Die Implantation ist in den meisten Fällen ambulant durchführbar, daher reicht auch meist eine örtliche Betäubung für den Eingriff aus, die Sie von Ihren bisherigen zahnärztlichen Behandlungen kennen. Die Schleimhaut im zu implantierendem Bereich wird eröffnet und die Oberfläche des Knochens dargestellt. Mit Hilfe spezieller Bohrer wird ein Implantatbett geschaffen, in das das Implantat eingebracht wird. Die Wunde wird mit Nähten verschlossen und ein provisorischer Zahnersatz eingegliedert. Nun folgt eine Pause: Im Unterkiefer in der Regel 8 bis 16 Wochen und im Oberkiefer 12 bis 24 Wochen, in der die Implantate in den Knochen einheilen. Anschließend erfolgt die Freilegung der Implantate. Die Schleimhaut oberhalb des Implantatkopfes wird kleinflächig eröffnet und ein Heilungskäppchen eingebracht.

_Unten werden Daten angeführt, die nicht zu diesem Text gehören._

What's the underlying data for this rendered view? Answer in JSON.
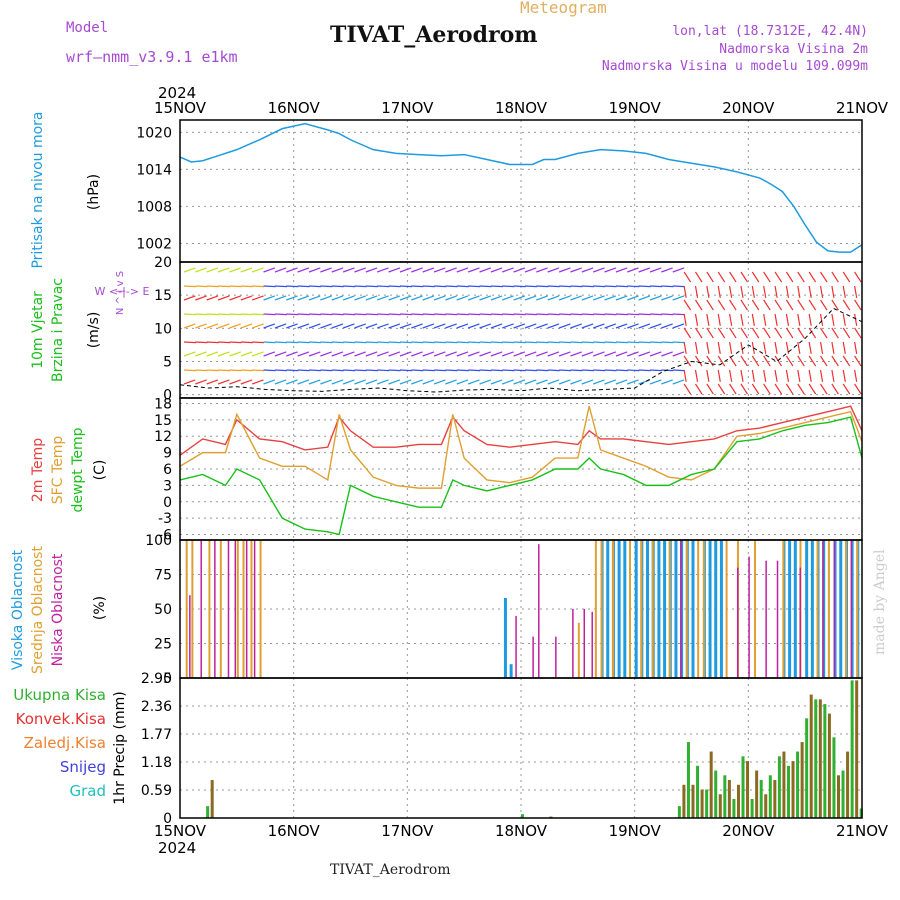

Dies wird in der Regel 4 Wochen belassen und erst danach die endgültige prothetische Grundversorgung durchgeführt. Hierzu sind die Abformung der Kiefer mithilfe eines individuellen laborgefertigten Abdrucklöffels, eine Kieferrelationsbestimmung und verschiedene Anproben nötig. Nach ca. 1 bis 2 Wochen wird dann der fertig gestellte Zahnersatz endgültig eingegliedert. An diese Behandlung schließt sich eine engmaschige Kontrolle der Implantate und der Mundhygiene an, die vom Patienten auch wahrgenommen werden sollte.

Kosten für eine Implantatversorgung

Nach Abschluss der Planungsphase für die implantologische Behandlung wird ein Kostenvoranschlag erstellt. Dieser muss vom Patienten vor Behandlungsbeginn bei seiner Krankenkasse eingereicht werden um die Kostenerstattung abzuklären. Häufig werden von der gesetzlichen Krankenkasse nicht alle Kosten übernommen, so dass der Patient einen Teil der Kosten selber tragen muss. Dies gilt vor allem für den operativen Eingriff, während die Krankenkassen für die spätere prothetische Versorgung meist einen Festbeitrag leisten. Die gesetzlichen Krankenversicherungen tragen die vollen Behandlungskosten einer Implantatversorgung prinzipiell nur dann, wenn z.B. angeborene Fehlbildungen vorliegen, wegen einer Tumoroperation am Kiefer wo prothetische Rehabilitation notwendig ist oder wenn der Zahnverlust des Patienten auf einen schweren Unfall zurück zu führen ist.

Bei Privatkassen und Beihilfen gelten unterschiedliche Regelungen. Bitte informieren Sie sich vorher bei Ihrer zuständigen Krankenkasse.

Wir empfehlen auf jeden Fall die Kostensituation vor Behandlungsbeginn definitiv abklären zu lassen.